Dizziness, a blanket term used to describe any feeling of spinning and/or instability, is one of the leading health complaints in the United States and affects an estimated nine million people annually. For those over the age of 70, it’s the top reason for a visit to the doctor’s office.
What Are the Causes of Dizziness?
Potential causes of dizziness are vast and can include inner ear disorders, low blood pressure, anemia, dehydration, heat-related disorders, endocrine system disorders (e.g., diabetes, thyroid disease), heart conditions, high blood pressure, viral and bacterial infection, head trauma, hyperventilation, neurological disorders and certain medications. Several inner ear disorders that are commonly associated with dizziness and/or vertigo include the following:
- Benign Paroxysmal Positional Vertigo (BPPV) involves brief, but intense, periods of vertigo that are provoked by changes in head position. BPPV the result of tiny crystals in the otolith organs that become dislodged and migrate to one of the semicircular canals.
- Meniere’s disease is a chronic condition that causes vertigo, tinnitus, fullness in the ear and fluctuating hearing loss that may eventually become permanent. Meniere’s is usually specific to one ear, and though its cause is unknown, it may be the result of abnormal fluid buildup in the inner ear.
- Labyrinthitis is an inflammation of the inner ear usually caused by an infection. It’s symptoms include vertigo, temporary hearing loss and tinnitus.
What Other Symptoms Are Associated with Dizziness?
Patients who experience dizziness report a variety of symptoms depending on the exact nature of their balance disorder. These include:
- Vertigo (the sensation of movement in your surroundings)
- Blurred vision
Superior Semi-Circular Canal Dehiscence Syndrome (SSCD)
Superior Semi-Circular Canal Dehiscence Syndrome (SSCD) is a rare medical condition described as a thinning or complete absence of a portion of the temporal bone overlying the superior semicircular canal of the inner ear. This causes a hypersensitivity to sound and balance disorders.
Symptoms can include vertigo that is provoked by loud sounds, dizziness that is exacerbated with activity, hearing loss, tinnitus and aural fullness.
Treatment can include surgery to repair the affected semi-circular canal.
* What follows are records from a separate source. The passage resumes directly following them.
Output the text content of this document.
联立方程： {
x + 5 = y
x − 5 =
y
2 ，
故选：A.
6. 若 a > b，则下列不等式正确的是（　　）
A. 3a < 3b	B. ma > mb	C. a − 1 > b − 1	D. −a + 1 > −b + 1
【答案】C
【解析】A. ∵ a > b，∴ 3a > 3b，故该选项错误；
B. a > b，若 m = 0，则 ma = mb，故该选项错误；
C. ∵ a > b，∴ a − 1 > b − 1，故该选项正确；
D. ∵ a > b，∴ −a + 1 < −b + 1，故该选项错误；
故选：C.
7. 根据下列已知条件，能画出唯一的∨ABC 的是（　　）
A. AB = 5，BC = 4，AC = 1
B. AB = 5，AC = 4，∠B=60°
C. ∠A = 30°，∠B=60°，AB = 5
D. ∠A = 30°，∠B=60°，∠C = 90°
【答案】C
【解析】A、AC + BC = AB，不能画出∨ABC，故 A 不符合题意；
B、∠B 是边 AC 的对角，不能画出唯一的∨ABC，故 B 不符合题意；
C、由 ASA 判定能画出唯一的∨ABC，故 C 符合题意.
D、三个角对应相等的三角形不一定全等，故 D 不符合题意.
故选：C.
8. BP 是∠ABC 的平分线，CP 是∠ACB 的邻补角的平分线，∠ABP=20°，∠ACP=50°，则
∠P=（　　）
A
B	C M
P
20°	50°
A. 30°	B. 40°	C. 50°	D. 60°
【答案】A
Vestibular Neuritis and Labrynthitis
Both vestibular neuritis and labyrinthitis are the result of inflammation of the vestibular nerve. Dizziness results because the affected vestibular nerve does not provide input to the brain that is equal to that from the nerve on the unaffected side. The result is vertigo that may be accompanied by nausea. When one has labyrinthitis, symptoms include sudden hearing loss. Initial symptoms often present as a sudden onset of severe vertigo and/or hearing loss accompanied by nausea and vomiting that can last hours or days. Vestibular Migraines
Contrary to what one might think, vestibular migraines don’t always cause headaches. The primary symptom of vestibular migraine is intermittent dizziness.
Vestibular refers to the inner ear, which controls hearing and balance. Dizziness associated with a vestibular migraine lasts more than a few minutes and can be accompanied by nausea and sensitivity to sound, movement, and light. Feeling disoriented is also common with vestibular migraine. Like traditional migraines, vestibular migraines can affect people of all ages. However, they are more common in women than men, and most often begin around 40 years of age.
What is Vertigo?
Vertigo is a symptom of dizziness characterized by the sensation that you or the environment around is moving or spinning. What Are the Types of Vertigo?
Peripheral vertigo is associated with disorders of the inner ear. The vestibular system sends signals to the brain about the position of the head in space, which enables us to keep our balance and maintain equilibrium. When these signals are disrupted, or imbalanced from ear to ear, vertigo can result.
Central vertigo occurs when there is a disruption of the interaction in the brain between the visual and balance systems. A common cause of central vertigo is a migraine headache.
How Are Dizziness and Vertigo Treated?
Treatment for dizziness is determined by the cause. Using a thorough case history and diagnostic testing, the doctor and audiologist will try to identify the cause of dizziness so appropriate treatment can be initiated. Treatment for vertigo can include medications (antihistamines, sedatives, antibiotics, steroids), physical or occupational therapy, repositioning exercises, and lifestyle modifications such as dietary changes and elimination of alcohol and nicotine. In rare instances there may be a surgical treatment for vertigo.